Aging affects all cell types in the CNS and plays an important role in CNS diseases. However, the underlying molecular mechanisms driving these age-associated changes and their contribution to diseases are only poorly understood. The white matter in the aging brain as well as in diseases, such as Multiple sclerosis is characterized by subtle abnormalities in myelin sheaths and paranodes, suggesting that oligodendrocytes, the myelin-maintaining cells of the CNS, lose the capacity to preserve a proper myelin structure and potentially function in age and certain diseases. Here, we made use of directly converted oligodendrocytes (dchiOL) from young, adult and old human donors to study age-associated changes. dchiOL from all three age groups differentiated in an comparable manner into O4 + immature oligodendrocytes, but the proportion of MBP + mature dchiOL decreased with increasing donor age. This was associated with an increased ROS production and upregulation of cellular senescence markers such as CDKN1A, CDKN2A in old dchiOL. Comparison of the transcriptomic profiles of dchiOL from adult and old donors revealed 1324 differentially regulated genes with limited overlap with transcriptomic profiles of the donors’ fibroblasts or published data sets from directly converted human neurons or primary rodent oligodendroglial lineage cells. Methylome analyses of dchiOL and human white matter tissue samples demonstrate that chronological and epigenetic age correlate in CNS white matter as well as in dchiOL and resulted in the identification of an age-specific epigenetic signature. Furthermore, we observed an accelerated epigenetic aging of the myelinated, normal appearing white matter of multiple sclerosis (MS) patients compared to healthy individuals. Impaired differentiation and upregulation of cellular senescence markers could be induced in young dchiOL in vitro using supernatants from pro-inflammatory microglia. In summary, our data suggest that physiological aging as well as inflammation-induced cellular senescence contribute to oligodendroglial pathology in inflammatory demyelinating diseases such as MS.

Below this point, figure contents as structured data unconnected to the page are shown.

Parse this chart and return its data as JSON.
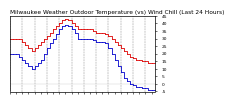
{
  "title": "Milwaukee Weather Outdoor Temperature (vs) Wind Chill (Last 24 Hours)",
  "temp_color": "#dd0000",
  "windchill_color": "#0000cc",
  "bg_color": "#ffffff",
  "grid_color": "#888888",
  "ylim": [
    -5,
    45
  ],
  "ytick_values": [
    45,
    40,
    35,
    30,
    25,
    20,
    15,
    10,
    5,
    0,
    -5
  ],
  "ytick_labels": [
    "45",
    "40",
    "35",
    "30",
    "25",
    "20",
    "15",
    "10",
    "5",
    "0",
    "-5"
  ],
  "temp_data": [
    30,
    30,
    30,
    30,
    28,
    26,
    24,
    22,
    24,
    26,
    28,
    30,
    32,
    34,
    36,
    38,
    40,
    42,
    43,
    42,
    40,
    38,
    36,
    36,
    36,
    36,
    36,
    35,
    34,
    34,
    34,
    33,
    32,
    30,
    28,
    26,
    24,
    22,
    20,
    18,
    17,
    16,
    16,
    15,
    15,
    14,
    14,
    14
  ],
  "wc_data": [
    20,
    20,
    20,
    18,
    16,
    14,
    12,
    10,
    12,
    14,
    16,
    20,
    24,
    27,
    30,
    33,
    36,
    38,
    39,
    38,
    36,
    34,
    30,
    30,
    30,
    30,
    30,
    29,
    28,
    28,
    28,
    27,
    24,
    20,
    16,
    12,
    8,
    4,
    2,
    0,
    -1,
    -2,
    -2,
    -3,
    -3,
    -4,
    -4,
    -4
  ],
  "n_points": 48,
  "title_fontsize": 4.2,
  "tick_fontsize": 3.2,
  "marker_size": 1.0
}
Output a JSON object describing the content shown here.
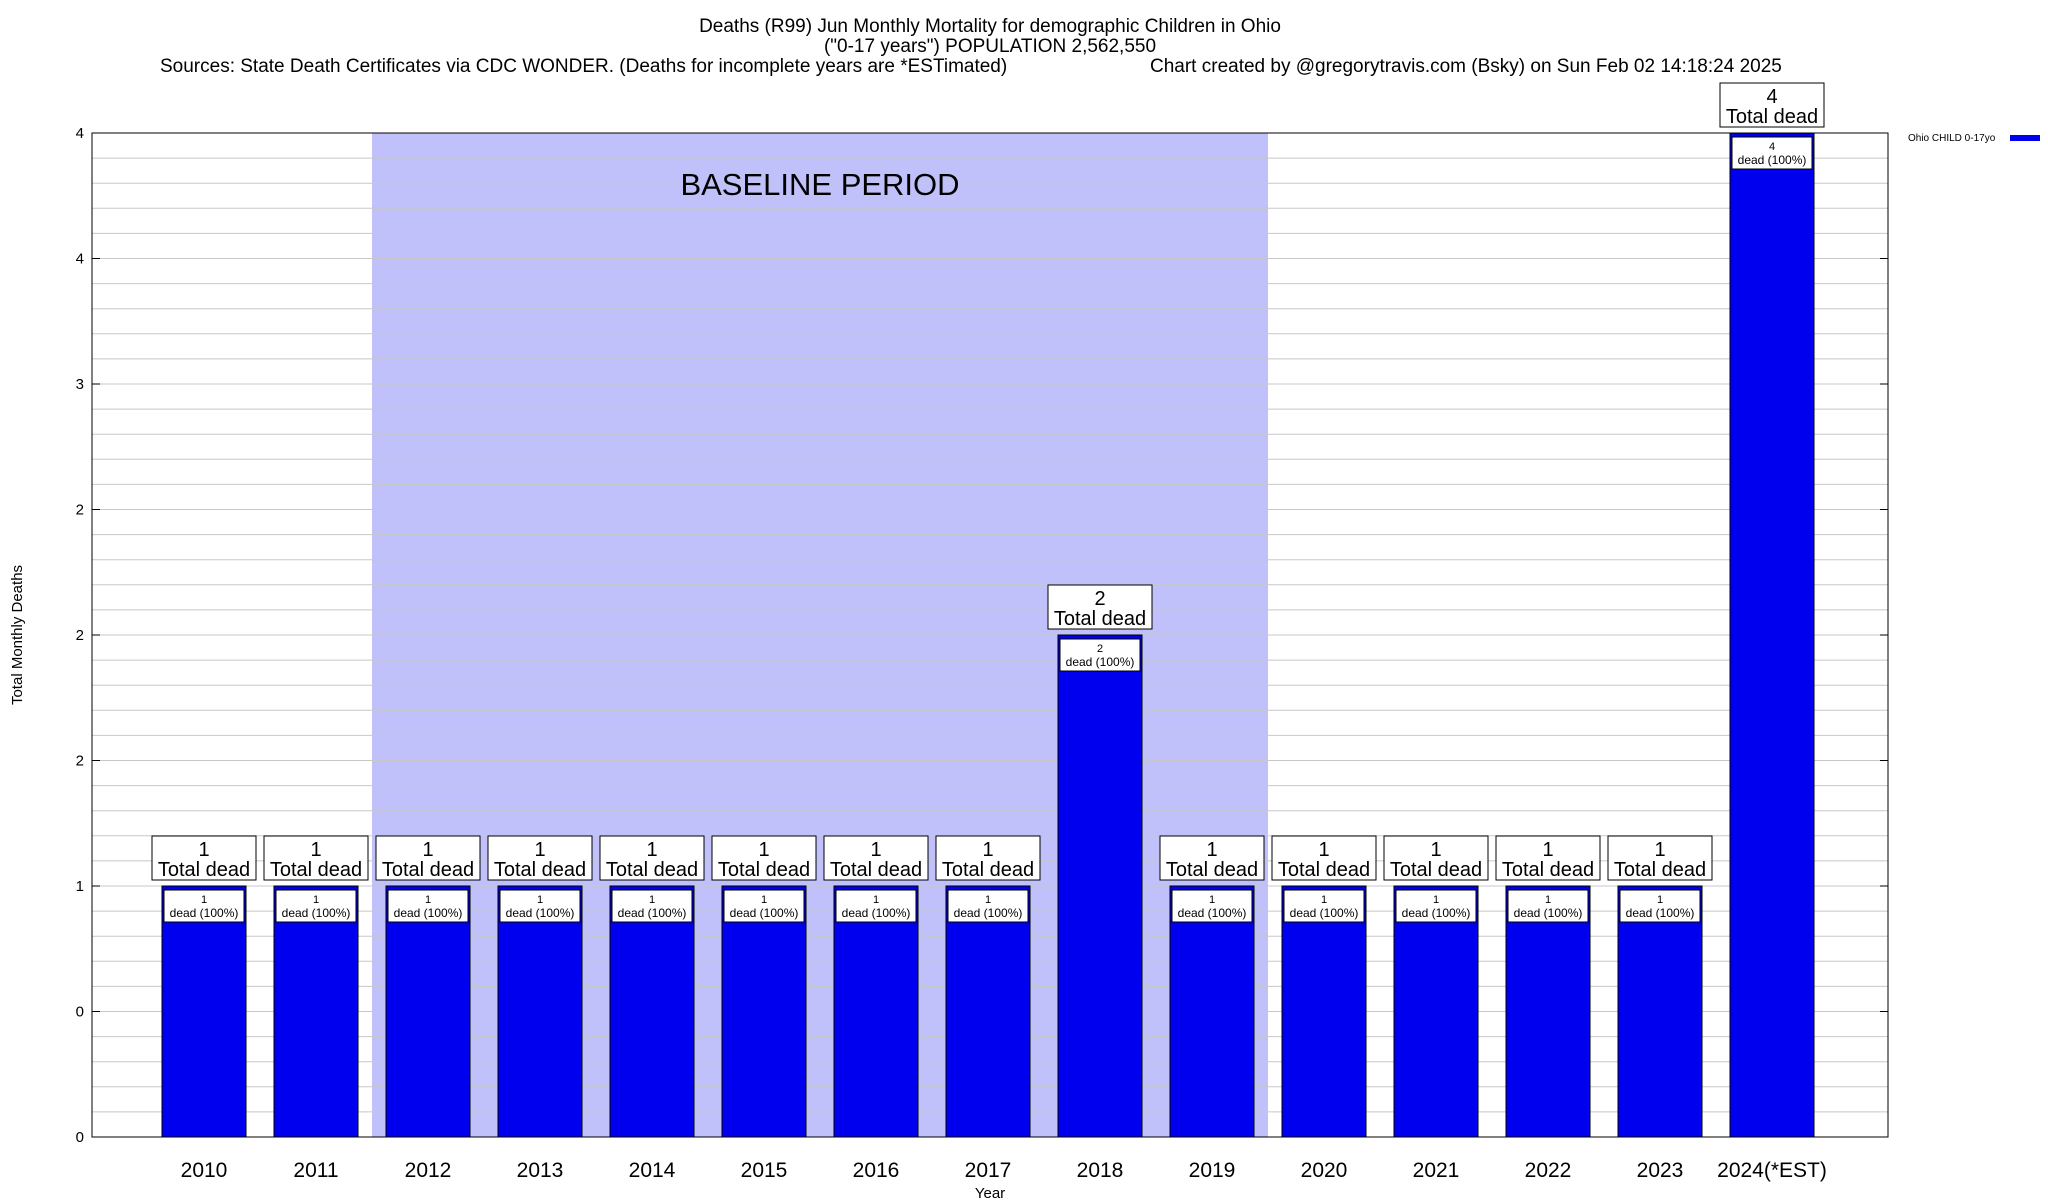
{
  "chart_data": {
    "type": "bar",
    "title": "Deaths (R99) Jun Monthly Mortality for demographic Children in Ohio",
    "subtitle": "(\"0-17 years\") POPULATION 2,562,550",
    "sources": "Sources: State Death Certificates via CDC WONDER. (Deaths for incomplete years are *ESTimated)",
    "credit": "Chart created by @gregorytravis.com (Bsky) on Sun Feb 02 14:18:24 2025",
    "xlabel": "Year",
    "ylabel": "Total Monthly Deaths",
    "categories": [
      "2010",
      "2011",
      "2012",
      "2013",
      "2014",
      "2015",
      "2016",
      "2017",
      "2018",
      "2019",
      "2020",
      "2021",
      "2022",
      "2023",
      "2024(*EST)"
    ],
    "series": [
      {
        "name": "Ohio CHILD 0-17yo",
        "color": "#0000ee",
        "values": [
          1,
          1,
          1,
          1,
          1,
          1,
          1,
          1,
          2,
          1,
          1,
          1,
          1,
          1,
          4
        ]
      }
    ],
    "total_labels": [
      "1",
      "1",
      "1",
      "1",
      "1",
      "1",
      "1",
      "1",
      "2",
      "1",
      "1",
      "1",
      "1",
      "1",
      "4"
    ],
    "total_suffix": "Total dead",
    "inner_labels": [
      "1",
      "1",
      "1",
      "1",
      "1",
      "1",
      "1",
      "1",
      "2",
      "1",
      "1",
      "1",
      "1",
      "1",
      "4"
    ],
    "inner_suffix": "dead (100%)",
    "ylim": [
      0,
      4
    ],
    "ytick_values": [
      0,
      0.5,
      1,
      1.5,
      2,
      2.5,
      3,
      3.5,
      4
    ],
    "ytick_labels": [
      "0",
      "0",
      "1",
      "2",
      "2",
      "2",
      "3",
      "4",
      "4"
    ],
    "minor_grid_per_major": 5,
    "baseline_period": {
      "label": "BASELINE PERIOD",
      "start": "2012",
      "end": "2019",
      "color": "#c0c0fa"
    },
    "grid": true,
    "legend_position": "top-right"
  }
}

衰老影响中枢神经系统中的所有细胞类型，并在中枢神经系统疾病中发挥重要作用。然而，人们对驱动这些与年龄相关的变化的潜在分子机制及其对疾病的贡献知之甚少。衰老大脑以及多发性硬化症等疾病中的白质的特点是髓鞘和旁节的细微异常，这表明少突胶质细胞（中枢神经系统的髓磷脂维持细胞）失去了保存适当髓磷脂结构的能力并可能在年龄和某些疾病中发挥作用。在这里，我们利用来自年轻、成人和老年人类捐赠者的直接转化的少突胶质细胞 (dchiOL) 来研究与年龄相关的变化。来自所有三个年龄组的 dchiOL 以类似的方式分化为 O4 + 未成熟少突胶质细胞，但 MBP + 成熟 dchiOL 的比例随着供体年龄的增加而下降。这与旧 dchiOL 中 ROS 产生的增加和细胞衰老标记物（例如CDKN1A、CDKN2A）的上调有关。比较成年和老年供体的 dchiOL 转录组图谱揭示了 1324 个差异调节基因，与供体成纤维细胞的转录组图谱或直接转化的人类神经元或原代啮齿动物少突胶质细胞谱系细胞的已发表数据集有有限的重叠。对 dchiOL 和人类白质组织样本的甲基化分析表明，中枢神经系统白质和 dchiOL 中的实际年龄和表观遗传年龄相关，并导致了年龄特异性表观遗传特征的鉴定。此外，我们观察到，与健康个体相比，多发性硬化症 (MS) 患者的有髓鞘、外观正常的白质的表观遗传老化加速。 使用促炎性小胶质细胞的上清液可以在体外诱导年轻 dchiOL 的分化受损和细胞衰老标记物的上调。总之，我们的数据表明，生理衰老以及炎症诱导的细胞衰老有助于多发性硬化症等炎症性脱髓鞘疾病中的少突胶质细胞病理学。